Instantly share code, notes, and snippets.

@mamonu
Forked from ludflu/monoids-and-reductions.md
Last active May 2, 2018 12:44
Show Gist options
  • Star 0 You must be signed in to star a gist
  • Fork 0 You must be signed in to fork a gist
  • Save mamonu/5fce6891d199d6166fe8a9ac95968797 to your computer and use it in GitHub Desktop.
Save mamonu/5fce6891d199d6166fe8a9ac95968797 to your computer and use it in GitHub Desktop.
Monoids and map-side reductions using Spark's aggregateByKey

In a classic hadoop job, you've got mappers and reducers. The "thing" being mapped and reduced are key-value pairs for some arbitrary pair of types. Most of your parallelism comes from the mappers, since they can (ideally) split the data and transform it without any coordination with other processes.

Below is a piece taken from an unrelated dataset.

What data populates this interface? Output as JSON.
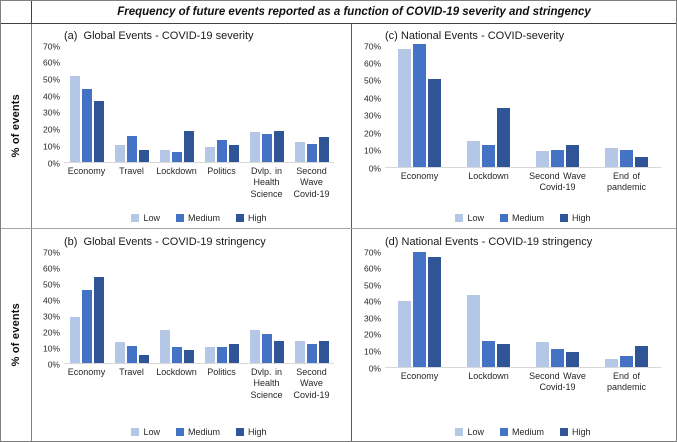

By contrast, the amount of parallelism in the reduction phase has an important limitation: although you may have many reducers, any given reducer is guaranteed to receive all the values for some particular key.

So if there are a HUGE number of values for some particular key, you're going to have a bottleneck because they're all going to be processed by a single reducer.

However, there is another way! Certain types of data fit into a pattern:

  • they can be combined with other values of the same type to form new values.
  • the combining operation is associative. For example, integer addition: ((1 + 2) + 3) == (1 + (2 + 3)) - they have an identity value. (for addition its zero because 1 + 0 == 1)

More formally, the conditions above are known as the monoid laws and data that obey it is said to "form a monoid". We can exploit monoidal data structures to perform extremely efficient incremental reduction. If you're using Hadoop, you can get in on the fun with Twitter's Algebird library. If you're using Apache Spark its even easier.

A number of datatypes are known to obey the monoid laws:

  • Integers (with addition as the combiner, and zero as the identity)
  • Strings (with concatenation as the combiner, and the empty string as the identity)
  • Sets (set union as the combiner, empty sets as the identity)
  • HyperLogLog (hyperloglog union, empty hyperloglog as identity)
  • BloomFilters (union and empty as identity)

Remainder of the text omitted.